Since I joined the Center of Urbanism, our close cooperation with international organizations was focused on the development of the Masterplan. Now - especially after seeing the great examples of the MCR2030 Resilience Hub cities and the unions of municipalities – we, as city developers, have a clear vision of how DRR must become an integral part of Astana’s development. While the self-assessment exercises brought together views across local stakeholders, this international exposure has given me ideas to bring further resilience matters to the table.

We have now officially joined the MCR2030 Initiative. Within the Center of Urbanism, we plan to create our own resilience hub.  We aim to raise awareness of the importance of integrating disaster risk information into all major city activities, beyond the construction sector, to activities among the citizens and local businesses. Astana is also starting a cooperation with the Greater Manchester Hub to learn from their experience after attending and following the conversations at the Global Platform for Disaster Risk Reduction in May 2022.


Yelnar Bazyken photograph

Mr. Yelnar Bazyken has spent his 13-year career in Astana as an architect supporting the development of the new capital of Kazakhstan. He graduated in 2010 with a degree in Architecture from L.N. Gumilyov Eurasian National University in Astana, Kazakhstan. For 9 years he was an executive Director of the project company Gulden-As LLP. Since 2020, Mr Bazyken has worked as the head of Center of Urbanism in Research and Design Institute "Astanagenplan”. He has transformed and revitalized many abandoned or degraded areas in the city. Together with City Hall, Mr Bazyken developed a master plan for the capital, called "Nur-Sultan - a comfortable city".


Making Cities Resilient 2030

Making Cities Resilient 2030 (MCR2030) is a unique global multi-stakeholder initiative improving local resilience by making cities safer, preventing risks, and promoting innovation and investments. Building on the Making Cities Resilient Campaign which began in 2010, MCR2030 welcomes cities, local governments as well as any other parties wishing to help cities prosper through advocacy, knowledge-sharing and city-to-city networks.
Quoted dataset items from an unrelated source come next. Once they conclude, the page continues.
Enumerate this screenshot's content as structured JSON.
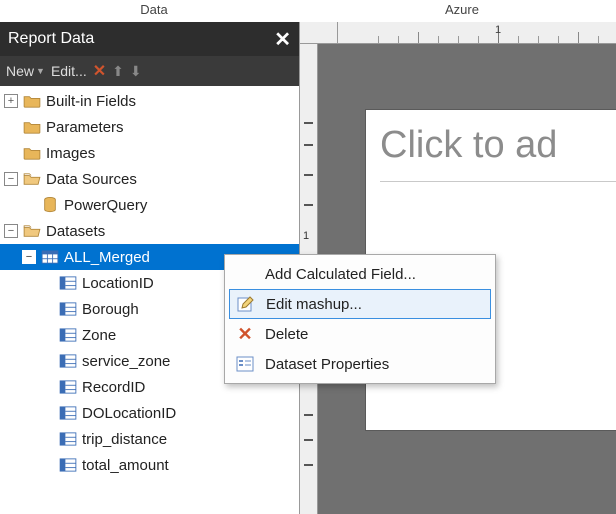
{
  "menubar": {
    "left": "Data",
    "right": "Azure"
  },
  "panel": {
    "title": "Report Data",
    "toolbar": {
      "new": "New",
      "edit": "Edit..."
    }
  },
  "tree": {
    "builtin": "Built-in Fields",
    "parameters": "Parameters",
    "images": "Images",
    "datasources": "Data Sources",
    "powerquery": "PowerQuery",
    "datasets": "Datasets",
    "all_merged": "ALL_Merged",
    "fields": [
      "LocationID",
      "Borough",
      "Zone",
      "service_zone",
      "RecordID",
      "DOLocationID",
      "trip_distance",
      "total_amount"
    ]
  },
  "ruler": {
    "label1": "1",
    "vlabel1": "1"
  },
  "page": {
    "placeholder": "Click to ad"
  },
  "context": {
    "addcalc": "Add Calculated Field...",
    "editmashup": "Edit mashup...",
    "delete": "Delete",
    "props": "Dataset Properties"
  }
}
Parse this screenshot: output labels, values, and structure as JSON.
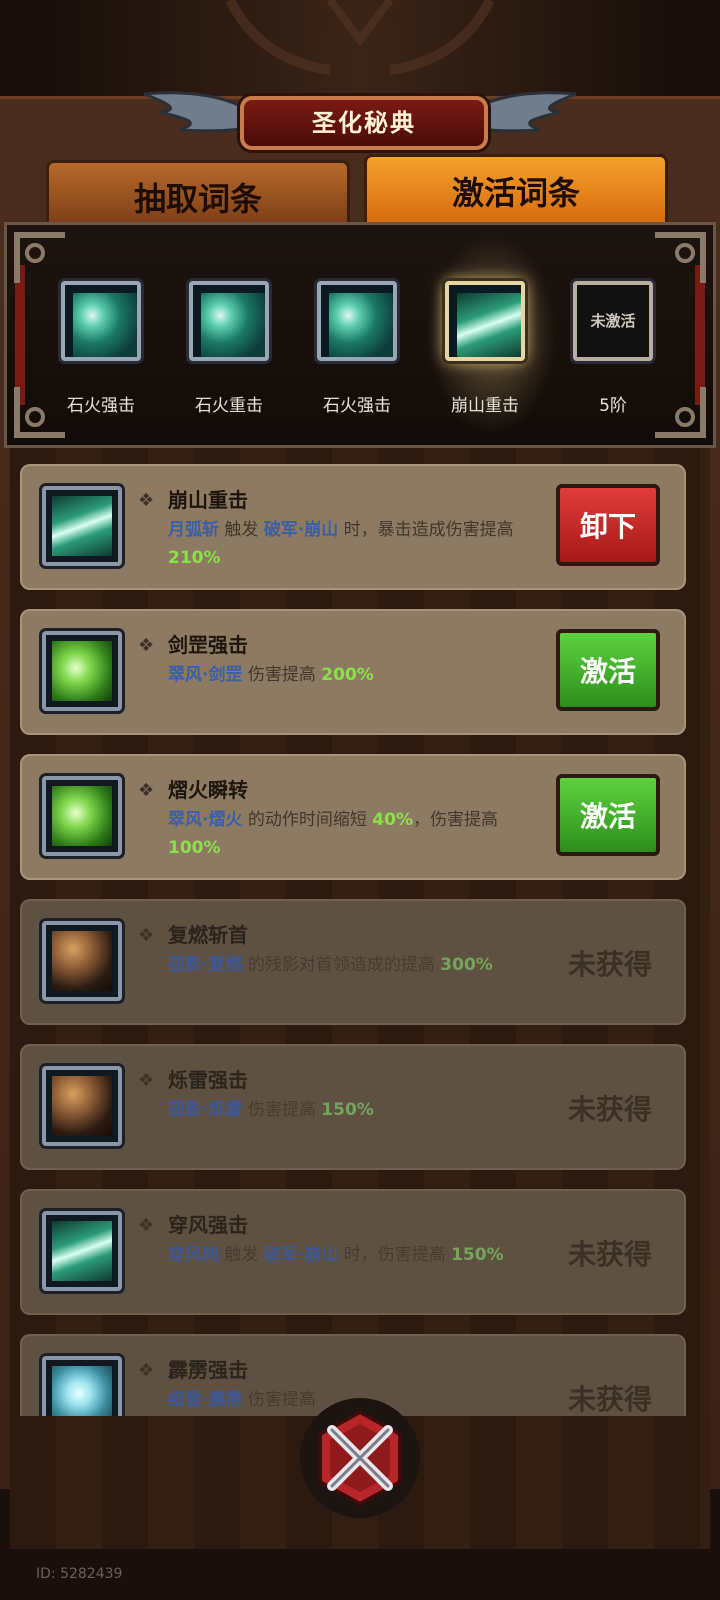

In Central Asia, the MCR2030 initiative engages with the capital cities of Central Asia within the framework of the European-Union funded project “Strengthening disaster resilience and accelerating the implementation of Sendai Framework for Disaster Risk Reduction in Central Asia”, implemented by the United Nations Office for Disaster Risk Reduction (UNDRR). MCR2030 aims to support local governments in Central Asia to reduce risks and advance a holistic and systemic approach to urban resilience.